Red is the New Yes: Teachers Strike Stalled Due to Legal Impasse

by Hunter Tidwell-Prediletto

In our last issue, we reported the various issues that drove the upcoming teachers’ strike in LA. The scheduled date was the beginning of October, but it was postponed due to the lengthy legal process behind union action. Mr. Montamayor, UTLA chapter chair, estimates that we have about a month and a half before action is permitted, sometime around late November.

The legal process consists of 5 stages: sunshining, negotiation, impasse, mediation, and fact-finding. Sunshining is the declaration of initial proposals (legal documents that propose things like pay, schedule, class size, and funding) in the hopes of forming a contract (the final, legal documentation of proposed numbers.)

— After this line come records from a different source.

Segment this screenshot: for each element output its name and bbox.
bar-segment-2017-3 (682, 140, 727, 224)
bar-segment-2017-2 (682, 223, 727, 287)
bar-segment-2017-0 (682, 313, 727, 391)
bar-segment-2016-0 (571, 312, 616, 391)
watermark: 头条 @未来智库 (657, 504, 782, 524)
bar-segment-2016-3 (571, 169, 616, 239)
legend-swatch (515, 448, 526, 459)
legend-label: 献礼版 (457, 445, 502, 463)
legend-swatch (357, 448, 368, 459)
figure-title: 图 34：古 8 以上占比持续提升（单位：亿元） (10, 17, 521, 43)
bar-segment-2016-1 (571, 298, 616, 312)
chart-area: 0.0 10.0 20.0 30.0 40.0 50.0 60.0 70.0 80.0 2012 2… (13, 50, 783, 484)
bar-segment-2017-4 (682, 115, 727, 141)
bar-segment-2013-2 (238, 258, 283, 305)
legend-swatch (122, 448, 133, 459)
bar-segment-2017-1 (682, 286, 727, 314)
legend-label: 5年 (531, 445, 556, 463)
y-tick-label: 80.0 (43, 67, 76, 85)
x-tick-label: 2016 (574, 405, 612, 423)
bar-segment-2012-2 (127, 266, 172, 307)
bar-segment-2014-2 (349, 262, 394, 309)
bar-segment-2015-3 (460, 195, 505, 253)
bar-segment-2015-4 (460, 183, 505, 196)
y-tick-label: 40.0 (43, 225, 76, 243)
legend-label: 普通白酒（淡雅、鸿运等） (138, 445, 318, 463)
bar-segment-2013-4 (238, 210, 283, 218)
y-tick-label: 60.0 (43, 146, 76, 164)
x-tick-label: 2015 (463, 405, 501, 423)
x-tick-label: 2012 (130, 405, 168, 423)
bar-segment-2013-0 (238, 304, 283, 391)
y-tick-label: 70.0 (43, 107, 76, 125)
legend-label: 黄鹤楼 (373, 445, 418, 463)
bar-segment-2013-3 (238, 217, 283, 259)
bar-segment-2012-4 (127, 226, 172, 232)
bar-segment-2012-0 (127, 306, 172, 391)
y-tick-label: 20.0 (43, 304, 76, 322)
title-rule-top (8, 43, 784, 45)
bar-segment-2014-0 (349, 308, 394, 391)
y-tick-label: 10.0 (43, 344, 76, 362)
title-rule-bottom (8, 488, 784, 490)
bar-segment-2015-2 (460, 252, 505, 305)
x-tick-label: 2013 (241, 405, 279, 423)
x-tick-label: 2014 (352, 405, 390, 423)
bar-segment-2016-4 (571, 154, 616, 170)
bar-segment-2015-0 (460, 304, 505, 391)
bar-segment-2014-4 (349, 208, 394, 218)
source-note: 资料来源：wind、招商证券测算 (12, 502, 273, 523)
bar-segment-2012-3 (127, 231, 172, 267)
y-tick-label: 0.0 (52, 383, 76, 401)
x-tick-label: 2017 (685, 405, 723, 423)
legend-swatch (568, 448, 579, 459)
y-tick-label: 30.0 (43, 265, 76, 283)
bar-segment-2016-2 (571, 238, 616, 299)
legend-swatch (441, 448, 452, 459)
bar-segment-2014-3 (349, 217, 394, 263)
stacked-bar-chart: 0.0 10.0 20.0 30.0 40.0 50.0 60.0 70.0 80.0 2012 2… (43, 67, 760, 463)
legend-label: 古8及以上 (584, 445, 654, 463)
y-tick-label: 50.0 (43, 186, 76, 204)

More often than not, the interests of the union and the district are different, and when disagreements arise, negotiations take place. Negotiations are meetings in which people on either side of an issue aim to create a contract that both can agree on. Some negotiations lead nowhere; one or both sides are hard-wired in their proposals and refuse to compromise. In this event, a side will declare impasse. Impasse essentially states that no progress is being made towards forming a contract, and mediation becomes an option. Mediation is the same as negotiation, but it’s catalyzed and assisted by a neutral third party. In the case that mediation doesn’t work, fact-finding begins.

Fact-finding is similar to a trial. Either side presents factual, statistical data that compares to data from other districts to overcome impasse and hopefully form a contract. A panel analyzes the presented information and releases something called a “finding of fact,” in other words, a final attempt at an agreement between the two parties. If the sides still disagree, then union action becomes an option.

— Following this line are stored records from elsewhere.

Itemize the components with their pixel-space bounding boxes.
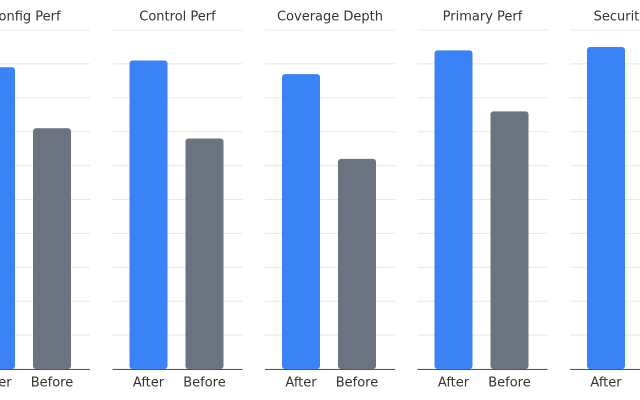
x-tick-label: Before	[183, 376, 226, 391]
chart-title: Primary Perf	[443, 10, 523, 25]
bar	[0, 67, 15, 369]
x-tick-label: After	[0, 376, 12, 391]
x-tick-label: Before	[31, 376, 74, 391]
bar	[33, 128, 71, 369]
bar	[587, 46, 625, 369]
chart-title: Security Perf	[594, 10, 640, 25]
bar	[338, 158, 376, 369]
x-tick-label: After	[285, 376, 317, 391]
bar	[490, 111, 529, 370]
x-tick-label: After	[133, 376, 165, 391]
x-tick-label: After	[590, 376, 622, 391]
chart-title: Control Perf	[139, 10, 216, 25]
x-tick-label: Before	[336, 376, 379, 391]
chart-title: Config Perf	[0, 10, 61, 25]
bar	[434, 50, 473, 370]
chart-title: Coverage Depth	[277, 10, 383, 25]
bar	[185, 138, 224, 369]
x-tick-label: Before	[488, 376, 531, 391]
bar	[282, 74, 320, 369]
bar	[129, 60, 168, 369]
x-tick-label: After	[438, 376, 470, 391]
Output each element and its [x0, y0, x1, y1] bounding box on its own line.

We’re currently in the fact-finding phase, and if all works out, our teachers will get the benefits they’re searching for. A strike is very likely to occur, but it’s also possible, and preferable, for an agreement to be reached between teachers and the district.

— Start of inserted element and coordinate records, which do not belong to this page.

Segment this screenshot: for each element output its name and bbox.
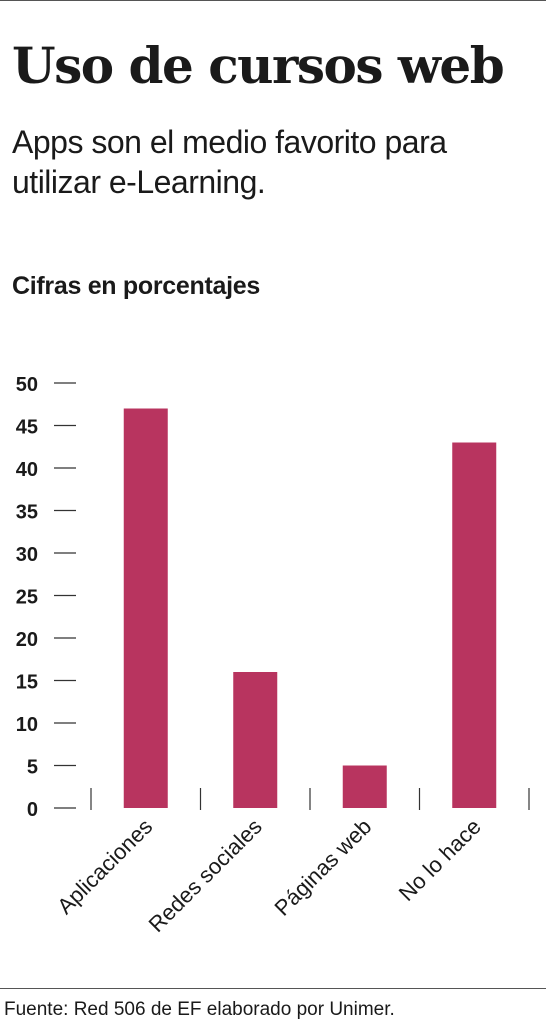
bar	[452, 442, 497, 808]
x-category-label: No lo hace	[394, 814, 486, 906]
x-category-label: Páginas web	[270, 814, 377, 921]
y-tick-label: 30	[16, 544, 38, 566]
y-tick-label: 5	[27, 757, 38, 779]
x-category-label: Aplicaciones	[52, 814, 157, 919]
y-tick-label: 15	[16, 672, 38, 694]
bar	[342, 765, 387, 808]
y-tick-label: 50	[16, 374, 38, 396]
y-tick-label: 20	[16, 629, 38, 651]
bar	[233, 672, 278, 808]
y-tick-label: 40	[16, 459, 38, 481]
y-tick-label: 10	[16, 714, 38, 736]
y-tick-label: 25	[16, 587, 38, 609]
source-note: Fuente: Red 506 de EF elaborado por Unim…	[4, 999, 395, 1020]
chart-subtitle: Apps son el medio favorito para utilizar…	[12, 124, 447, 200]
source-rule	[0, 988, 546, 989]
top-rule	[0, 0, 546, 1]
chart-title: Uso de cursos web	[12, 36, 505, 95]
units-label: Cifras en porcentajes	[12, 272, 260, 300]
y-tick-label: 0	[27, 799, 38, 821]
y-tick-label: 35	[16, 502, 38, 524]
y-tick-label: 45	[16, 417, 38, 439]
x-category-label: Redes sociales	[144, 814, 267, 937]
bar	[123, 408, 168, 808]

So far, the district hasn’t budged in terms of our proposals. They haven’t sought compromise and their proposals have taken little of our needs into account. They really haven’t left us with many options, then.

There are conflicting claims coming from LAUSD’s statements and those of financial reports. In a statement released this August, the district claimed that its reserves were at 1.2 billion dollars. However, a financial statement released in September shows that they actually have 1.86 billion dollars in reserves. It’s bad practice to lie, but the numbers are excessive: the state only requires a 1% reserve, but the district’s currently at 26.5%. While it’s possible to claim the money’s for emergency purposes, there’s no proof of an imminent financial emergency, and there hasn’t really been one since the recession.

The district has claimed numerous times that they’re living off this fund, but the stacks only ever seem to grow higher. Reserves shot up a billion dollars over the course of four years, from 700 million in 2014. The district claims that they’re on the brink of financial collapse, but the numbers claim otherwise. They refuse to release data related to their income and seem to ignore the needs of our teachers and staff. They’ve spent around $32 million on irrelevant testing and took $416 million out of our supplies budget last year. Furthermore, the charter industry takes $600 million out of our public schools yearly. If LAUSD really is in the midst of a financial crisis, they’re handling their money terribly. How can they pay for all this while teachers struggle to afford housing? LA’s cost of living has gone up 32% since 2008.

Without public schools, education quality would be determined by the amount of money your parents make. Divisions would cut deeper and equal opportunity wouldn’t exist. We have to keep up the struggle for equality, take the reins of justice and fight for what’s right.